The hotel sector contributes to tourism’s ecological footprint. Hotels emit significant proportions of carbon dioxide, generate waste, and consume considerable amounts of water and energy, making them a major contributor to climate change. Hotels have also contributed to the loss of biodiversity in some destinations through pollution and inappropriate waste management.

Globally, the hotel industry was acutely devastated by COVID-19 due to strict travel restrictions. As vaccination rates increase and infection rates decrease, governments and hoteliers alike are keen to welcome travellers again. Whilst the industry’s focus on recovery is understandable, the absence of longer-term environmental consideration is damaging to both the industry and the planet.

Thanks to the forthcoming COP26 and the scientific evidence for climate change, which is increasingly manifesting in natural disasters, there is a renewed focus on the environment. This presents an unprecedented opportunity to transform the relationship between the hotel sector and nature, to contribute fully to the Sustainable Development Goals and the Paris Agreement on Climate Change. Pursuing a “growth-at-all-costs” strategy at the expense of the environment is no longer an option.

Environmental credibility to tell the green from the greenwashed

An increasing number of hotels are committing to environmental protection and sustainability to highlight their competitive advantage, brand identity and competitor differentiation. However, many consumers recognise that some practices are merely superficial when in reality they are unprincipled cost-saving tactics. A GlobalData poll* found that 24% of respondents believe that for most companies, ESG is just a marketing practice. A further 26% believe that only some businesses take ESG seriously, whilst for others it is a marketing ploy. Promoting the perception of environmental concern under the deceptive use of marketing and public relations is referred to as greenwashing.

To discern genuine green hotels from those greenwashing themselves, there are numerous certification programmes with varying criteria and standards. For example, LEED is a four-levelled certification program which recognises properties built with sustainable practices in mind. Green Globe, which does not only apply to new properties, measures the environmental, social, and economic sustainability of the business and supply chain partners using 44 core criteria. Finding sustainable travel options is also being made easier by Google who place an “eco-certified badge” besides hotels verified to be making efforts to reduce their carbon footprint with certifications by independent organisations such as Green Key or EarthCheck.

Travellers want transparent commitment to environmental matters

The hotel industry is starting to change their practices, led strongly by demand from travellers. A GlobalData consumer survey** revealed that more than half of respondents (56%) are more loyal to brands that support “green” or environmental matters.
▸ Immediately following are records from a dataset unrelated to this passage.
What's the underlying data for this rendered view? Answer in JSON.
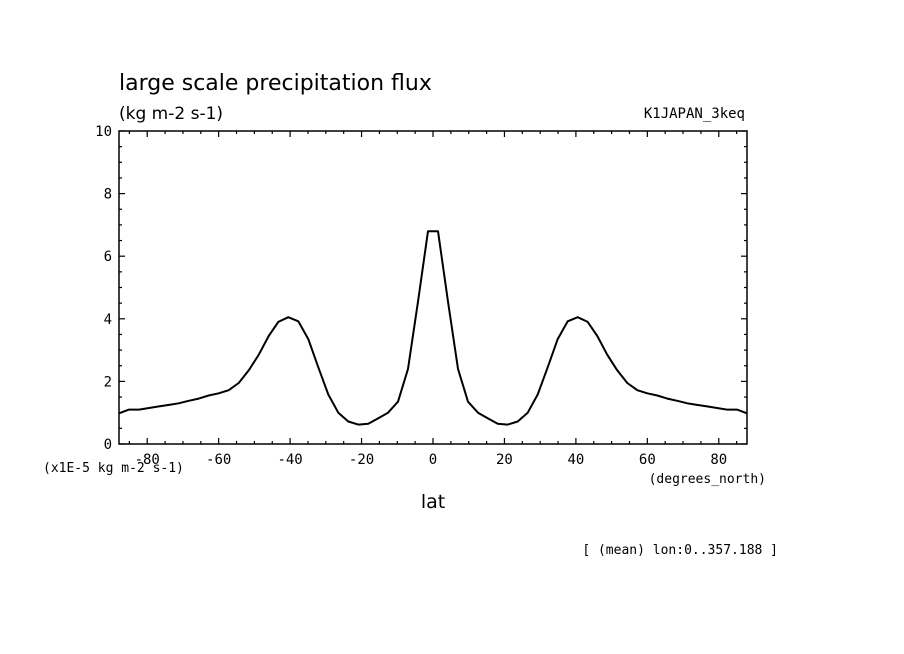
{
  "chart_data": {
    "type": "line",
    "title": "large scale precipitation flux",
    "units": "(kg m-2 s-1)",
    "run": "K1JAPAN_3keq",
    "xlabel": "lat",
    "x_units": "(degrees_north)",
    "y_scale_note": "(x1E-5 kg m-2 s-1)",
    "footer": "[ (mean) lon:0..357.188 ]",
    "xlim": [
      -87.9,
      87.9
    ],
    "ylim": [
      0,
      10
    ],
    "x_ticks": [
      -80,
      -60,
      -40,
      -20,
      0,
      20,
      40,
      60,
      80
    ],
    "y_ticks": [
      0,
      2,
      4,
      6,
      8,
      10
    ],
    "series": [
      {
        "name": "precipitation",
        "x": [
          -87.9,
          -85.1,
          -82.3,
          -79.5,
          -76.7,
          -73.9,
          -71.2,
          -68.4,
          -65.6,
          -62.8,
          -60.0,
          -57.2,
          -54.4,
          -51.6,
          -48.8,
          -46.0,
          -43.3,
          -40.5,
          -37.7,
          -34.9,
          -32.1,
          -29.3,
          -26.5,
          -23.7,
          -20.9,
          -18.1,
          -15.3,
          -12.6,
          -9.8,
          -7.0,
          -4.2,
          -1.4,
          1.4,
          4.2,
          7.0,
          9.8,
          12.6,
          15.3,
          18.1,
          20.9,
          23.7,
          26.5,
          29.3,
          32.1,
          34.9,
          37.7,
          40.5,
          43.3,
          46.0,
          48.8,
          51.6,
          54.4,
          57.2,
          60.0,
          62.8,
          65.6,
          68.4,
          71.2,
          73.9,
          76.7,
          79.5,
          82.3,
          85.1,
          87.9
        ],
        "values": [
          0.98,
          1.1,
          1.1,
          1.15,
          1.2,
          1.25,
          1.3,
          1.38,
          1.45,
          1.55,
          1.62,
          1.72,
          1.95,
          2.35,
          2.85,
          3.45,
          3.9,
          4.05,
          3.92,
          3.35,
          2.45,
          1.58,
          1.0,
          0.72,
          0.62,
          0.65,
          0.82,
          1.0,
          1.35,
          2.4,
          4.55,
          6.8,
          6.8,
          4.55,
          2.4,
          1.35,
          1.0,
          0.82,
          0.65,
          0.62,
          0.72,
          1.0,
          1.58,
          2.45,
          3.35,
          3.92,
          4.05,
          3.9,
          3.45,
          2.85,
          2.35,
          1.95,
          1.72,
          1.62,
          1.55,
          1.45,
          1.38,
          1.3,
          1.25,
          1.2,
          1.15,
          1.1,
          1.1,
          0.98
        ]
      }
    ]
  }
}
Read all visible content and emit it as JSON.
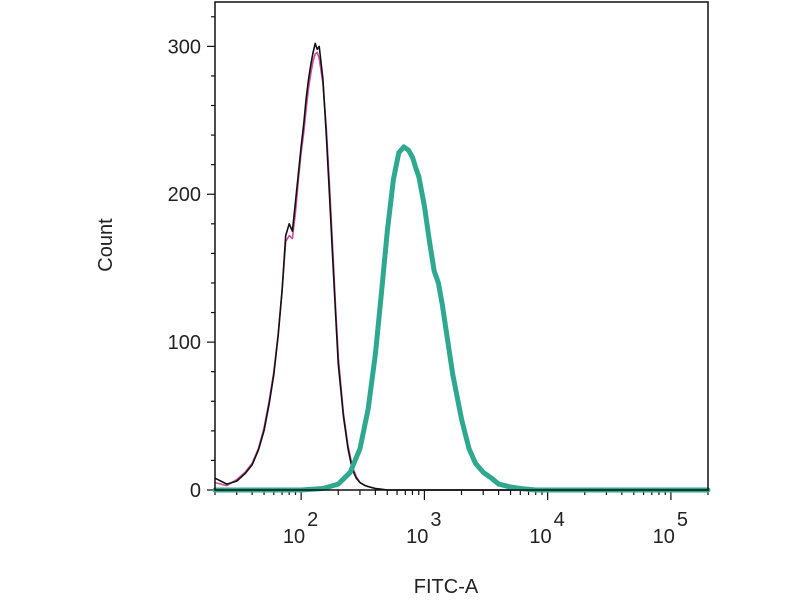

People are asking more about green credentials, what practices are in place and what hotels are doing to minimise their impact on the environment.

Greenwashing practices, such as urging guests to reuse towels and turn off lights, coupled with claims of ESG, has tarnished the trust with consumers who are increasingly recognising hotels’ green claims may be self-serving. This could cause hotels to lose valuable repeat custom. Considering the disruption of alternatives like Airbnb and Google’s new “eco-certified badge”, the hotel industries interest growth should go hand in hand with preventing irrevocable climate change as they emerge from COVID-19.